PRIMEIRA SEÇÃO RETOMA NESTA QUARTA (12) JULGAMENTO SOBRE COMPULSÓRIO DA ELETROBRÁS
Os ministros da Primeira Seção do Superior Tribunal de Justiça (STJ) retomam nesta quarta-feira, dia 12 de agosto, o julgamento do recurso especial que discute a prescrição do pedido de devolução do empréstimo compulsório de energia feito pelas Centrais Elétricas Brasileiras S/A (Eletrobrás) entre 1977 e 1993.
A questão está sendo discutida em um recurso especial (REsp 1.028.592/RS) apresentado pela empresa Máquinas Condor S/A, pela Fazenda Nacional e pela própria Eletrobrás. Além da prescrição, está em debate também a fixação dos valores das ações, se pelo valor de mercado ou pelo valor patrimonial da empresa; e, neste caso, quais os critérios para definição da data de conversão do débito da Eletrobrás em ações dela mesma.
Discute-se, ainda, a forma de aplicação da correção monetária, sobre o principal e também sobre os juros remuneratórios de 6% ao ano, bem como o reflexo destes sobre a diferença de correção monetária, além da aplicabilidade ou não da taxa Selic.
O resultado desse julgamento terá ampla repercussão porque, segundo informações divulgadas pela imprensa, pode representar um impacto de bilhões aos cofres da estatal de energia. Além disso, como o processo foi submetido ao procedimento da Lei dos Recursos Repetitivos, a conclusão a que chegar a Primeira Seção deverá ser observada por outros tribunais do país em processos que tratem de questões semelhantes.

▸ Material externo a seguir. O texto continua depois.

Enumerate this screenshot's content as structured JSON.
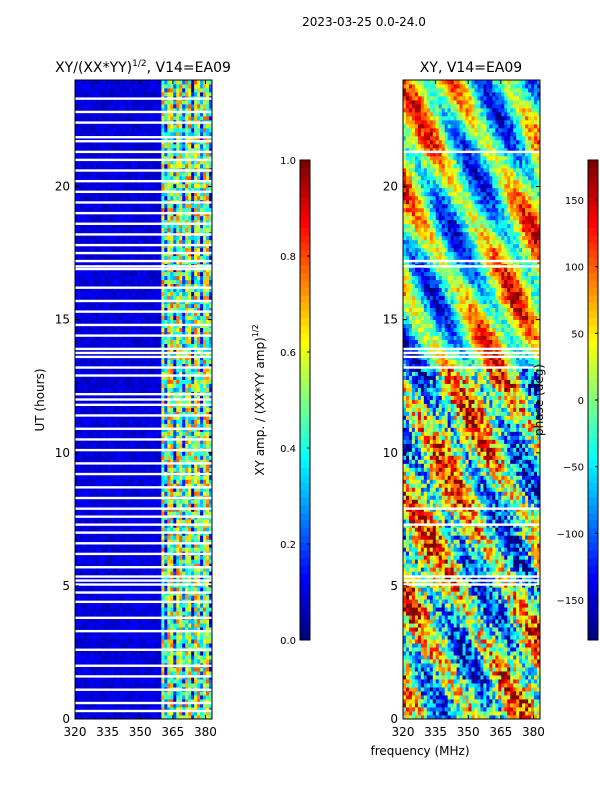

O julgamento havia sido adiado após do ministro Benedito Gonçalves acatar pedido da Advocacia-Geral da União em junho deste ano. O ministro havia pedido vista do processo em outubro do ano passado, após a relatora do caso, ministra Eliana Calmon, ter proferido seu voto sobre a questão e ter sido acompanhada pelo ministro Teori Zavascki.